The quip seemed to restore Constance’s spirits. “Lord Apthorp’s reputation for vice is second only to yours, my lord,” she said sweetly. “But I have made my peace with second best.”

Avondale threw back his head and laughed. Others noticed. Avondale was popular and wealthy. His approval would ease the way for them.

“Are you looking forward to the opera?” the marquess asked.

Constance smirked. “I’ve heard the aria is lovely, but it seems Lord Apthorp and I are the real focus of the evening’s entertainment.”

“My dear, with you in that gown, who would bother looking at the stage?” Avondale gave her a grin so wolfish it was physically painful to watch, but Constance only laughed and did something attractive with her fan.
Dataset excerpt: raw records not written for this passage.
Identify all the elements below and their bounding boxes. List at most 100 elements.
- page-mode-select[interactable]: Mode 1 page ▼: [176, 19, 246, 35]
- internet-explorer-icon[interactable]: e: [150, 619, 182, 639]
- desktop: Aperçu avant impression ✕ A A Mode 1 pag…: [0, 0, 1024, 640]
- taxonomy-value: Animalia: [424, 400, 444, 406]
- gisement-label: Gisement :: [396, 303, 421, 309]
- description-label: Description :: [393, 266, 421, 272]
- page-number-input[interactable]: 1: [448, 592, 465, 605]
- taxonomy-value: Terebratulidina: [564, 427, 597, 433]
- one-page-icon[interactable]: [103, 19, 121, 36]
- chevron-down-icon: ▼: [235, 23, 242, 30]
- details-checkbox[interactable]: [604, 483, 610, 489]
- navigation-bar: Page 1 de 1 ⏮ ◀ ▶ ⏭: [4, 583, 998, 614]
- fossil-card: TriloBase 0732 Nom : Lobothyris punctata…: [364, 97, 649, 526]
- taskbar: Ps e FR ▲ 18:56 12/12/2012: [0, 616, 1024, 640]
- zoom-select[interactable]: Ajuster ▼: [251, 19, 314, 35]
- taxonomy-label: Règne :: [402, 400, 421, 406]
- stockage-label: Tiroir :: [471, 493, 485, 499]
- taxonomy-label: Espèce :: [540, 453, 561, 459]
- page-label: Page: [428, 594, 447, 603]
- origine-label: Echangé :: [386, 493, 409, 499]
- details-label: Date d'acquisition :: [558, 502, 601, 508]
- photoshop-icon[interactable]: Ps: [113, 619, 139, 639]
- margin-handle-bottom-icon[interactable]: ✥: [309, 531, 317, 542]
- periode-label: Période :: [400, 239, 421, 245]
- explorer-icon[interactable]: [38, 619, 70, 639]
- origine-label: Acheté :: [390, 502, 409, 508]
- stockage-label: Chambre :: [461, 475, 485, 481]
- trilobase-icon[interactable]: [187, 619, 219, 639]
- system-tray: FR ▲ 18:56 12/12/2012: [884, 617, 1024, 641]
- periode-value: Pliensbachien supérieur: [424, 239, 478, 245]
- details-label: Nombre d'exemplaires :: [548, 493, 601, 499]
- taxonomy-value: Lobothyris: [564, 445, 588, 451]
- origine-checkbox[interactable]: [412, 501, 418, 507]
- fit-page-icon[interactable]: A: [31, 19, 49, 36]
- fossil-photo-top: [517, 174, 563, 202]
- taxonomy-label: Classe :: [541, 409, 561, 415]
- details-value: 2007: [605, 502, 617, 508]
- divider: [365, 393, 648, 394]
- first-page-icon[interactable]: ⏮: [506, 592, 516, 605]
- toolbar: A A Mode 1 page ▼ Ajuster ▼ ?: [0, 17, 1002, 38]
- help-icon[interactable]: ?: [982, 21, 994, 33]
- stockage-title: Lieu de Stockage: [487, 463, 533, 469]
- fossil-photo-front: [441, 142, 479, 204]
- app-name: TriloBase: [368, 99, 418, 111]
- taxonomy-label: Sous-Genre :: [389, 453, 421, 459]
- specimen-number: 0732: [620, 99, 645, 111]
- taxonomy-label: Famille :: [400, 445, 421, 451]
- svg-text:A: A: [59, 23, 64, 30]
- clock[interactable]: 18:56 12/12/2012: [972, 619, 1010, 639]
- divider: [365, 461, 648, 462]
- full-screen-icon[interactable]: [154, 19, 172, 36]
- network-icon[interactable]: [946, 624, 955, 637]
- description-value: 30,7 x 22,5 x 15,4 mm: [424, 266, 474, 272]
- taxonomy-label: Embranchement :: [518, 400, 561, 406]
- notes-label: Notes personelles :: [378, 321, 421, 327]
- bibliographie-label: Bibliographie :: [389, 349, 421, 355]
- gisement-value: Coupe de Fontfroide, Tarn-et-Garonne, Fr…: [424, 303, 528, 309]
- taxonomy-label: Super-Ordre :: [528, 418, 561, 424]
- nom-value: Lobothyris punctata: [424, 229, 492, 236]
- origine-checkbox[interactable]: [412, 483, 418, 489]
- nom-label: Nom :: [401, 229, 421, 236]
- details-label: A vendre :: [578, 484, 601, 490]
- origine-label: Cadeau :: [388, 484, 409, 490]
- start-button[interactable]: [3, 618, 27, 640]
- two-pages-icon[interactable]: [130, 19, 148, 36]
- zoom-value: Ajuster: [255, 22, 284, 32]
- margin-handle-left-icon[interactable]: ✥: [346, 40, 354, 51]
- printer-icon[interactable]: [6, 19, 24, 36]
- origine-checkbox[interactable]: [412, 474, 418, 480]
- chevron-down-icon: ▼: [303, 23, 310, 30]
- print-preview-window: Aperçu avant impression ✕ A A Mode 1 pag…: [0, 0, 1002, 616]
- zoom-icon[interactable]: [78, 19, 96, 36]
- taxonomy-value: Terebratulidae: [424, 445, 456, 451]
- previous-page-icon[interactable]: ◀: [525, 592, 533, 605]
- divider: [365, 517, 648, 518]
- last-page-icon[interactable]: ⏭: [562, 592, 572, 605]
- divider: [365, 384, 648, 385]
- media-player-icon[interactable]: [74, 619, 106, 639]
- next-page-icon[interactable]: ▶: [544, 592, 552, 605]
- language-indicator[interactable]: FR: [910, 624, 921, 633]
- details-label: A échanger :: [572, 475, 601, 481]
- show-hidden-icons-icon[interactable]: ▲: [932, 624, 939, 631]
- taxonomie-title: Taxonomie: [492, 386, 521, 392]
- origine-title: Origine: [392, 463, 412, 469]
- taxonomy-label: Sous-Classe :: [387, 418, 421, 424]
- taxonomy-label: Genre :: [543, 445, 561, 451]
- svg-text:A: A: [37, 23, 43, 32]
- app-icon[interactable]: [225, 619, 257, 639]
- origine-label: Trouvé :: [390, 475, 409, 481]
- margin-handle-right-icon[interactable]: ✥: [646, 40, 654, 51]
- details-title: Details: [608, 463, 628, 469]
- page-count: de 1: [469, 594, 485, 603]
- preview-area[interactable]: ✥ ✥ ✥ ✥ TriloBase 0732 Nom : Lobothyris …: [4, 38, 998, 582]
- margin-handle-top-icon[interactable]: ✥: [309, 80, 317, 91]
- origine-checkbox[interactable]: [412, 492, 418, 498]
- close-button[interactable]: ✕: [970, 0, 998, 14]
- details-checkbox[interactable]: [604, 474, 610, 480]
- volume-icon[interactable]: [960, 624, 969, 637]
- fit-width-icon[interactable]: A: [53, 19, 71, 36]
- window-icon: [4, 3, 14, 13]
God, she was good. Apthorp knew she was distressed, but to look at her bantering with Avondale, you’d never know that moments before her hands had been shaking as she’d clutched his arm.

Out of the corner of his eye he spotted Cornish Lane Day, his ally on the waterway bill in the House of Commons, and someone who had never looked wolfishly on anything other than a piece of legislation. Apthorp beckoned him over gratefully.